The case in point is Don’t Think of an Elephant!, the New York Times best-seller Lakoff wrote in five weeks last summer. In it, Lakoff argues that Republicans have spent the last 40 years embracing the values of their hardest-core supporters. They win elections because people in the political center find these values compelling absent a clear alternative from Democrats. (Lakoff believes swing voters are people who subscribe to both strict father and nurturant parent models, depending on the situation. The party that succeeds is the party whose moral system gets elevated in the minds of these voters.) “The conservatives do not move at all to the left, and yet they win!” Lakoff writes.

According to Don’t Think, Democrats should embrace the nurturant parent values of their most loyal supporters the same way Republicans have embraced strict fatherhood…

One obvious flaw in this recommendation is that it presumes a majority of Americans are nurturers by, well, nature…

The bigger problem with Lakoff’s advice is that it conflicts with recent history–even his own reading of it. As Lakoff explains in his books, both Clinton in 1992 and Bush in 2000 projected centrist values through their choice of rhetoric and policy. Clinton appealed to nurturers on the left by underscoring government’s obligation to give everyone a shot at the good life (hence Clinton’s support for education spending and national health care). But, for the strict fathers on the center-right, the message was that people had to earn that shot (hence Clinton’s support for welfare reform, his tough stance on crime, and his rewards, such as college scholarships, to people who “work hard and play by the rules”). Clinton’s 1992 campaign themes–hope, opportunity, responsibility–amounted to an affirmative statement of largely nurturant values that nonetheless vanquished the image of Democrats as moral relativists, permissive liberals, and effete cultural elites, everything strict fathers detest.

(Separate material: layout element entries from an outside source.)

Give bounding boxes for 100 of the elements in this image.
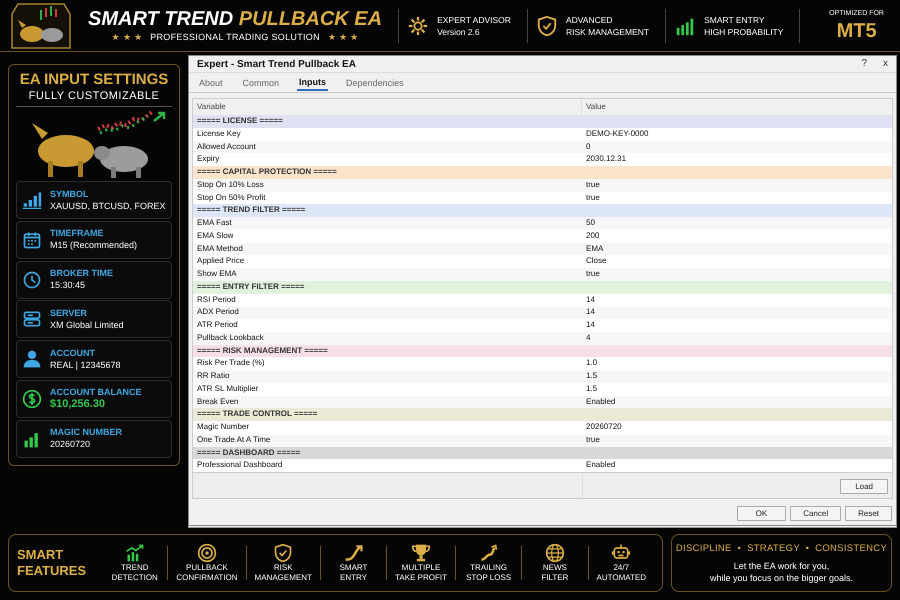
globe-icon xyxy=(544,543,565,563)
feature-title: SMART ENTRY xyxy=(704,14,766,26)
variable-cell-text: Risk Per Trade (%) xyxy=(196,357,266,370)
variable-cell-text: One Trade At A Time xyxy=(196,434,272,446)
value-cell-text: 1.0 xyxy=(585,357,598,370)
variable-cell-text: EMA Fast xyxy=(196,217,233,229)
value-cell-text: 2030.12.31 xyxy=(585,153,628,166)
features-title: FEATURES xyxy=(17,563,86,579)
signal-bars-icon xyxy=(22,190,42,210)
info-value: 15:30:45 xyxy=(50,279,86,292)
help-button[interactable]: ? xyxy=(861,58,867,70)
feature-label: MULTIPLE xyxy=(402,563,440,573)
feature-label: DETECTION xyxy=(112,573,158,583)
dialog-title: Expert - Smart Trend Pullback EA xyxy=(197,58,356,72)
info-label: TIMEFRAME xyxy=(50,228,104,240)
tagline-text: Let the EA work for you, xyxy=(732,560,830,572)
variable-cell-text: Show EMA xyxy=(196,268,238,280)
variable-cell-text: EMA Slow xyxy=(196,230,234,242)
product-title: SMART TREND PULLBACK EA xyxy=(88,6,382,31)
variable-cell-text: RSI Period xyxy=(196,294,237,306)
info-label: ACCOUNT xyxy=(50,348,96,359)
variable-cell-text: ADX Period xyxy=(196,306,240,318)
feature-label: MANAGEMENT xyxy=(254,573,312,583)
value-cell-text: 1.5 xyxy=(585,370,598,382)
info-value: XM Global Limited xyxy=(50,318,124,331)
value-cell-text: Enabled xyxy=(585,396,616,408)
group-title: ===== RISK MANAGEMENT ===== xyxy=(196,344,329,356)
value-cell-text: 14 xyxy=(585,306,596,318)
value-cell-text: 200 xyxy=(585,230,600,242)
value-cell-text: 1.5 xyxy=(585,382,598,395)
variable-cell-text: Break Even xyxy=(196,396,240,408)
value-cell-text: true xyxy=(585,192,601,204)
variable-cell-text: Stop On 10% Loss xyxy=(196,178,265,191)
feature-subtitle: RISK MANAGEMENT xyxy=(566,26,650,38)
tagline-text: while you focus on the bigger goals. xyxy=(710,572,854,584)
gear-icon xyxy=(407,14,430,36)
dialog-tab[interactable]: Inputs xyxy=(297,74,328,90)
stars: ★ ★ ★ xyxy=(328,30,358,44)
value-cell-text: 50 xyxy=(585,217,596,229)
info-value: M15 (Recommended) xyxy=(50,239,138,252)
group-title: ===== LICENSE ===== xyxy=(196,115,284,127)
value-cell-text: Enabled xyxy=(585,459,616,472)
info-label: BROKER TIME xyxy=(50,268,113,280)
value-cell-text: 14 xyxy=(585,294,596,306)
load-button[interactable]: Load xyxy=(840,479,888,494)
feature-label: TRAILING xyxy=(470,563,508,573)
info-label: ACCOUNT BALANCE xyxy=(50,387,142,398)
dialog-button[interactable]: Cancel xyxy=(790,506,842,521)
dialog-tab[interactable]: Dependencies xyxy=(344,76,406,90)
close-button[interactable]: x xyxy=(883,58,888,70)
value-cell-text: 20260720 xyxy=(585,421,623,433)
shield-icon xyxy=(273,543,294,563)
value-cell-text: 0 xyxy=(585,140,592,152)
variable-cell-text: RR Ratio xyxy=(196,370,230,382)
winding-arrow-icon xyxy=(478,543,499,563)
feature-label: TREND xyxy=(120,563,149,573)
feature-label: TAKE PROFIT xyxy=(395,573,447,583)
dialog-tab[interactable]: About xyxy=(197,76,225,90)
info-label: SYMBOL xyxy=(50,188,90,200)
tagline-headline: DISCIPLINE • STRATEGY • CONSISTENCY xyxy=(676,542,888,556)
dialog-button[interactable]: OK xyxy=(736,506,786,521)
variable-cell-text: Magic Number xyxy=(196,421,250,433)
trophy-icon xyxy=(411,543,432,563)
dialog-tab[interactable]: Common xyxy=(240,76,282,90)
feature-label: 24/7 xyxy=(613,563,630,573)
feature-label: ENTRY xyxy=(340,573,367,583)
group-title: ===== CAPITAL PROTECTION ===== xyxy=(196,166,338,178)
value-cell-text: DEMO-KEY-0000 xyxy=(585,128,650,140)
feature-label: RISK xyxy=(274,563,293,573)
variable-cell-text: Applied Price xyxy=(196,255,246,268)
group-title: ===== TRADE CONTROL ===== xyxy=(196,408,318,420)
group-title: ===== TREND FILTER ===== xyxy=(196,204,306,216)
feature-label: CONFIRMATION xyxy=(176,573,238,583)
column-header: Value xyxy=(585,101,607,113)
info-label: SERVER xyxy=(50,308,88,319)
feature-label: STOP LOSS xyxy=(466,573,512,583)
shield-icon xyxy=(536,14,558,36)
group-title: ===== ENTRY FILTER ===== xyxy=(196,280,306,293)
trend-chart-icon xyxy=(124,543,145,563)
value-cell-text: 4 xyxy=(585,332,592,344)
feature-label: NEWS xyxy=(542,563,567,573)
dollar-icon xyxy=(22,388,42,409)
feature-label: SMART xyxy=(340,563,368,573)
variable-cell-text: Pullback Lookback xyxy=(196,332,265,344)
variable-cell-text: License Key xyxy=(196,128,242,140)
feature-title: EXPERT ADVISOR xyxy=(437,14,511,26)
feature-label: AUTOMATED xyxy=(596,573,646,583)
features-title: SMART xyxy=(17,547,64,563)
variable-cell-text: Allowed Account xyxy=(196,140,257,152)
value-cell-text: true xyxy=(585,434,601,446)
rising-arrow-icon xyxy=(344,543,364,563)
dialog-button[interactable]: Reset xyxy=(845,506,892,521)
variable-cell-text: ATR SL Multiplier xyxy=(196,382,260,395)
feature-subtitle: Version 2.6 xyxy=(437,26,481,38)
server-icon xyxy=(22,309,42,330)
variable-cell-text: Professional Dashboard xyxy=(196,459,284,472)
stars: ★ ★ ★ xyxy=(112,30,142,44)
value-cell-text: true xyxy=(585,178,601,191)
product-subtitle: PROFESSIONAL TRADING SOLUTION xyxy=(150,30,320,44)
feature-label: FILTER xyxy=(541,573,568,583)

Likewise, in 2000, Bush invoked compassionate conservatism to appeal to both strict fathers on the right and nurturers on the center-left. For the right, there were tax cuts, the death penalty, and an end to foreign policy as social work. For the center-left, there was education spending, government-subsidized prescription drugs, immigration reform, and lots of photo-ops of Bush with black children. Bush’s faith-based initiative actually appealed to both groups–to strict fathers who wanted to reduce government spending on social programs and to nurturant parents who believed in helping the poor. In a sort of mirror image of Clinton, Bush’s 2000 campaign highlighted his strict father credentials while expelling the image of Republicans as nasty and mean–which is to say, hostile to nurturing.

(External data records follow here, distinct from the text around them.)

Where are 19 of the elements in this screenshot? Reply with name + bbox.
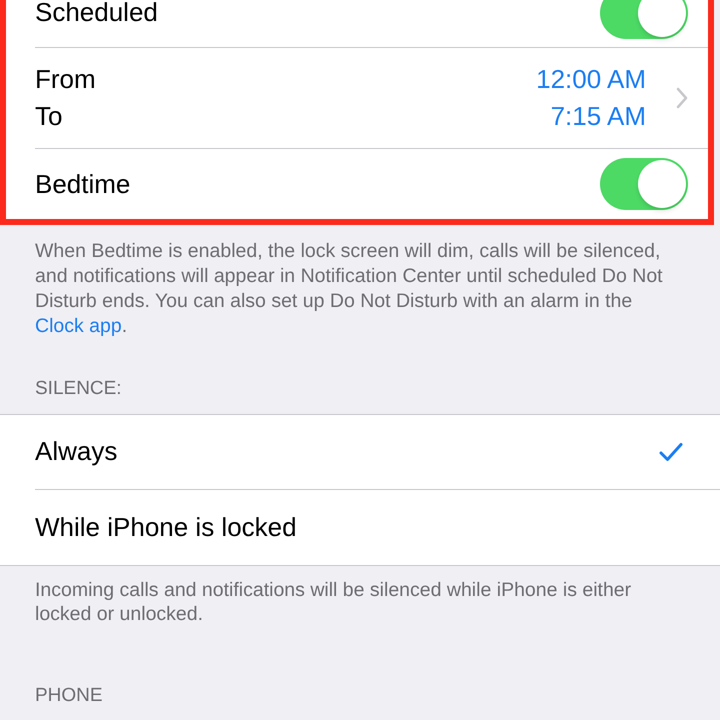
from-label: From bbox=[35, 64, 96, 95]
section-header: SILENCE: bbox=[34, 377, 123, 401]
option-row[interactable]: While iPhone is locked bbox=[35, 490, 720, 564]
option-label: While iPhone is locked bbox=[35, 510, 297, 544]
bedtime-description: When Bedtime is enabled, the lock screen will dim, calls will be silenced, and notifications will appear in Notification Center until scheduled Do Not Disturb ends. You can also set up Do Not Disturb with an alarm in the Clock app. bbox=[34, 239, 664, 339]
silence-description: Incoming calls and notifications will be silenced while iPhone is either locked or unlocked. bbox=[34, 578, 632, 626]
option-label: Always bbox=[35, 435, 118, 468]
to-time: 7:15 AM bbox=[550, 101, 646, 132]
to-label: To bbox=[35, 101, 64, 132]
section-header: PHONE bbox=[34, 684, 104, 708]
checkmark-icon bbox=[659, 442, 683, 462]
toggle-switch[interactable] bbox=[600, 0, 688, 38]
chevron-right-icon bbox=[676, 87, 688, 109]
setting-label: Scheduled bbox=[35, 0, 158, 29]
from-time: 12:00 AM bbox=[536, 64, 646, 95]
toggle-switch[interactable] bbox=[600, 158, 688, 210]
time-range-row[interactable]: From To 12:00 AM 7:15 AM bbox=[35, 48, 708, 149]
option-row[interactable]: Always bbox=[35, 414, 720, 490]
setting-label: Bedtime bbox=[35, 168, 130, 200]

And when people try to figure out what Lakoff’s advice means, they invariably take it as an excuse to move left and deploy buzzwords, which is not going to work:

Among the activists and donors who form the Democratic Party’s base–and who can exert enormous influence over party strategy–Lakoff’s name has also become synonymous with tacking left substantively while deploying more artful rhetoric. Jon Cowan, the president of a new centrist Democratic advocacy group called Third Way, has spent the last several months in and out of meetings with high-powered donors. (Full disclosure: The New Republic will be co-hosting a foreign policy retreat with Third Way this fall.) Cowan told me that Lakoff comes up in almost every conversation he has in these settings. “When we say our mission is to modernize the progressive cause–you get those words out–and the first thing everyone says is, ‘Oh, have you read Lakoff?’ It comes up in every meeting you’re in.” Cowan says that what these donors have in mind when they cite Lakoff is, “If we had a little bit better language, buzzwords, it would all work out OK.”

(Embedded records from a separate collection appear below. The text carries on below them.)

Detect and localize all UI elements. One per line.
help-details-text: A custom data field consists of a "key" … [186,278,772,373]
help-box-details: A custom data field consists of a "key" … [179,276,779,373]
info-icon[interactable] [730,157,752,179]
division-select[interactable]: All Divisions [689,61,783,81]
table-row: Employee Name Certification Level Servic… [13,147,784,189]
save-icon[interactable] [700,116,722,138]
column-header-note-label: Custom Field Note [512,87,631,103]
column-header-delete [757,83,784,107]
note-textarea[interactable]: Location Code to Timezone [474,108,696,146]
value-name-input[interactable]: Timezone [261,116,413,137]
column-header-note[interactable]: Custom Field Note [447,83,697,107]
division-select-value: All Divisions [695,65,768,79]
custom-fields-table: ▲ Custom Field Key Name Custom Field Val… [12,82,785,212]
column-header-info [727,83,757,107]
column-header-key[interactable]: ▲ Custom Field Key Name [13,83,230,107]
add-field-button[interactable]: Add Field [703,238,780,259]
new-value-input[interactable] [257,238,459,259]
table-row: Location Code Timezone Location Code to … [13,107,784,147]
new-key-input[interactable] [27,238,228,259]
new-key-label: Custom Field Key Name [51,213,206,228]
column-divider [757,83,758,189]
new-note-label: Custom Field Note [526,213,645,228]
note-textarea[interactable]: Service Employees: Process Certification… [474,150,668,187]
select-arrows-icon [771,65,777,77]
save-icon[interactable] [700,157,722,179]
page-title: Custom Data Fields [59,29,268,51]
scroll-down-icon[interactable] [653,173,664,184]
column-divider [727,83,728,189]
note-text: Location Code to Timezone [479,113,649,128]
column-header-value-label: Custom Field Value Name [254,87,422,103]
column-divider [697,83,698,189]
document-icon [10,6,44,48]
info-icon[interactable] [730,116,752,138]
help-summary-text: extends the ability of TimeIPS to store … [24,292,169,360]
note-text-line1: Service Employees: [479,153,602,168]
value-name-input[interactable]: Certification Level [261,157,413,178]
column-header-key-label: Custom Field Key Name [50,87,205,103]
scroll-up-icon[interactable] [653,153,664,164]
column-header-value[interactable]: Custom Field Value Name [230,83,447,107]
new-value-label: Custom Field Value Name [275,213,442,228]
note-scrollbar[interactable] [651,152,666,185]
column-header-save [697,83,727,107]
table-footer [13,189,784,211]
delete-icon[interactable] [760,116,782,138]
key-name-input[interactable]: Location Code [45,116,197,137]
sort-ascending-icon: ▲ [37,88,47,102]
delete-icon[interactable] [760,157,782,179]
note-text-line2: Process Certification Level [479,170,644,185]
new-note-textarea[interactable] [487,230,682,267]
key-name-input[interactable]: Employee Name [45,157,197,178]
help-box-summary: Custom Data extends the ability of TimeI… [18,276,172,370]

This is technically a misreading of Lakoff, who denounces the preoccupation with buzzwords. “One of the major mistakes liberals make is that they think they have all the ideas they need. They think that all they lack is media access. Or maybe some magic bullet phrases,” he writes in Don’t Think. “When you think you just lack words, what you really lack are ideas.” But, by promoting the idea that Democrats can win without any substantive concessions to the political center, Lakoff essentially invites this interpretation.